Making A Wooden Hand Plane

There is a genuine pleasure in using a finely tuned hand plane. Making your own out of wood is truly rewarding because you can create something that fits your hands and suits your needs. In this article I’ll give you an overview of how to make a smoothing plane from Purple Heart. The heart of the plane is the iron and chip breaker. A good quality high carbon tool steel will take and hold a razor sharp edge which is one of the key factors in making a plane work well. I prefer the thicker blades that are 3/16” thick because they won’t deflect or chatter even under difficult use.

Japanese water stones are an excellent choice for sharpening. Flatten the back of the blade and hone the bevel starting with an 800 grit stone then work your way up through the 1200 grit stone and finish with an 8000 grit stone. You will also need to hone and polish the chip breaker so that it fits flush with the iron. For the body of the plane, I’ve selected a piece of purpleheart which is a hard dense wood. It measures 11” long x 2 5/8” wide x 2” thick. Orient the blank so that the grain runs in the same direction that the plane will move. This will help prevent chip out at the mouth.

Next use the band saw to resaw two cheeks off the sides that are 3/8” thick. This will leave the center thick enough to house the 1 ½” wide blade. After that run all the pieces through the planer to remove any saw marks and plane the center stock to 1 9/16”, this leaves 1/16” for adjustment. Mark the center of the blank and cut it at a 45 degree angle. This is the bed angle and will support the plane iron. Opposite the 45 degree angle, measure and mark a 65 degree angle to allow room for the shavings. You can increase finger clearance by drawing a concave curve along the 65 degree angle and cut it out on the band saw.

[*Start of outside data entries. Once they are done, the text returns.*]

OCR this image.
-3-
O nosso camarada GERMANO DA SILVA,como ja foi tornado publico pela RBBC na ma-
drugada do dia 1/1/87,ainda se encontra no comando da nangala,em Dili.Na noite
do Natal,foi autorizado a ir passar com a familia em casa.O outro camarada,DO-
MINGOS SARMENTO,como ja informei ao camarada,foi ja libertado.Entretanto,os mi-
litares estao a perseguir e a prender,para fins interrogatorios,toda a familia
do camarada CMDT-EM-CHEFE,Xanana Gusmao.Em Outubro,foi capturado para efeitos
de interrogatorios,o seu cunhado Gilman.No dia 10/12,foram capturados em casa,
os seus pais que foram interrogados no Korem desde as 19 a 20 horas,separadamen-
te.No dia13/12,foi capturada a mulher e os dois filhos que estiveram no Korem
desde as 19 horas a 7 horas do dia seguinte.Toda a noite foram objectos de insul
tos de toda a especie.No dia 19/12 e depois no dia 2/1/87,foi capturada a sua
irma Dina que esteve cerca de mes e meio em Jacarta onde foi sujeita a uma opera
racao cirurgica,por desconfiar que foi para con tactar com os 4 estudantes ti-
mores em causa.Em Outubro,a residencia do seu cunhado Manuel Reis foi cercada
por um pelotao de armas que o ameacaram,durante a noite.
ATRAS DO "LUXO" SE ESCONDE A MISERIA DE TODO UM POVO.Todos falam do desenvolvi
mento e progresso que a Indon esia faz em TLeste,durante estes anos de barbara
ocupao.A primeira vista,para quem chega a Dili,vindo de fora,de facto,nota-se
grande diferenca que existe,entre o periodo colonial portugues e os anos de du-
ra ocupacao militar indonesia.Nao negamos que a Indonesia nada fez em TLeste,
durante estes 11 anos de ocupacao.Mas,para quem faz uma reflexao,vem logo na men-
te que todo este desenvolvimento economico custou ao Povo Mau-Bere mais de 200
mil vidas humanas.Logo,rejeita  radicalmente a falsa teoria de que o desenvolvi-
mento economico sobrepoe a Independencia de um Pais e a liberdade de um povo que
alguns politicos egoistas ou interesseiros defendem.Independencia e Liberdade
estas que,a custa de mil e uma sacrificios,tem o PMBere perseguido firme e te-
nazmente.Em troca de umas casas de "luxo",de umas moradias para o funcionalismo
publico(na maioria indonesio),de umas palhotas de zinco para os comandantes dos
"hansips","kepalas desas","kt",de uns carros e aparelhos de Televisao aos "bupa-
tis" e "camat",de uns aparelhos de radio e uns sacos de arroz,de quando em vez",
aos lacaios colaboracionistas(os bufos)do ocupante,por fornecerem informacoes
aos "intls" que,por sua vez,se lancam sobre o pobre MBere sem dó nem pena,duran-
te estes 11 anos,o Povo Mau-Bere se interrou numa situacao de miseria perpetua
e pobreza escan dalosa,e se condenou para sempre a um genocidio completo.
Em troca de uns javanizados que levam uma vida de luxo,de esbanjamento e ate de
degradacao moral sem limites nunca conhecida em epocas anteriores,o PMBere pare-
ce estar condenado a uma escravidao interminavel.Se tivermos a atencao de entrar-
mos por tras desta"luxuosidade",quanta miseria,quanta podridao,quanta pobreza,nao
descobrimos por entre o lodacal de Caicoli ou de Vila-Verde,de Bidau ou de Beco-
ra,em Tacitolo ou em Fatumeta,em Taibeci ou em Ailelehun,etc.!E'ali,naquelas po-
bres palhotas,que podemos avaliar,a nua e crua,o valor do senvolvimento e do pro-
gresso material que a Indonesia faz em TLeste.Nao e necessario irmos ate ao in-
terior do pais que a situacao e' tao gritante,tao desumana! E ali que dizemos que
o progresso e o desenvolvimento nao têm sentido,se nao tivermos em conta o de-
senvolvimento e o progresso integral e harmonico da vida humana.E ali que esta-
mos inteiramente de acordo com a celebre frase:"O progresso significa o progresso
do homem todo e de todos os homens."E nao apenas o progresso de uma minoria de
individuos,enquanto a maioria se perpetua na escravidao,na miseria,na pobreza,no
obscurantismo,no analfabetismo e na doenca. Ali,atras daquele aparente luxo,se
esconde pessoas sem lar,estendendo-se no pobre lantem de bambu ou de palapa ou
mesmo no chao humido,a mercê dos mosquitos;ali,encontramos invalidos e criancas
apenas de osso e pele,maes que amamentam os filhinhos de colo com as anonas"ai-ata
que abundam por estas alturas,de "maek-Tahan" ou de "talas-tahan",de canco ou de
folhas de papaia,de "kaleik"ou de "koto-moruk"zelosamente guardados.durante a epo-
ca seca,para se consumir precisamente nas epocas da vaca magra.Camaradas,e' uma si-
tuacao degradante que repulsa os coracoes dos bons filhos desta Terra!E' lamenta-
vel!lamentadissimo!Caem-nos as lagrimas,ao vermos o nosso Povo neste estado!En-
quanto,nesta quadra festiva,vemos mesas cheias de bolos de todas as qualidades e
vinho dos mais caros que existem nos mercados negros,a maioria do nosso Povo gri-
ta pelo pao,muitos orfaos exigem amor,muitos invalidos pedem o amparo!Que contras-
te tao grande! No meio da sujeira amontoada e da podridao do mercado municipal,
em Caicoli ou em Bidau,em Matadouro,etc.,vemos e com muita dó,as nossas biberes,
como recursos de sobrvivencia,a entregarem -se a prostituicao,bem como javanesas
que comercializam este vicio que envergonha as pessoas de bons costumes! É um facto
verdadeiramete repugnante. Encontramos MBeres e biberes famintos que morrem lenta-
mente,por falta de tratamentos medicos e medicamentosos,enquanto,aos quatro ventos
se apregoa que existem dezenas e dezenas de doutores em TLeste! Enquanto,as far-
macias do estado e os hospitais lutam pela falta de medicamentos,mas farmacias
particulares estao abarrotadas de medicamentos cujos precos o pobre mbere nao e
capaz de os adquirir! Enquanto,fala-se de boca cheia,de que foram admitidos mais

On the 45 degree side you will need to rout a 3/8” slot to accommodate the screw on the iron. Now you can dry fit the pieces in preparation for gluing. Align the cheeks with the back of the planes ramp block and clamp them. Set the iron on the ramp and slide the opposing piece into position. You’ll want the iron’s edge to rest about 1/16” up from the bottom. After marking the pieces, apply yellow glue and clamp them. Once the glue has dried lightly joint the sole. You will need to mark and drill a hole for a 3/8” brass pin.

To locate the pin, measure up about an 1 ¼” from the sole and draw a line. Transfer the 45 degree angle of the bed to the outside cheeks then pencil the width of the iron plus chip breaker and add 3/16” for the wedge. Then add 3/16” for the radius of the pin and place a mark where it crosses the line (1 ¼”up from the sole).

After drilling the hole and installing the pin cut out the wedge on the band saw so that it is 3/16”at the base and thicker at the top. From here you’ll need to install the blade and do some fine tuning. I use the band saw and a patternmakers rasp to curve the body and edges to fit my hands.

In his book “The Fine Art of Cabinetmaking” James Krenov goes into quite a bit of detail along with photographs describing the making and tuning of a plane. I’m sure that once you’ve tried your hand at it that you will agree there’s nothing like a finely tuned hand plane to finesse your work.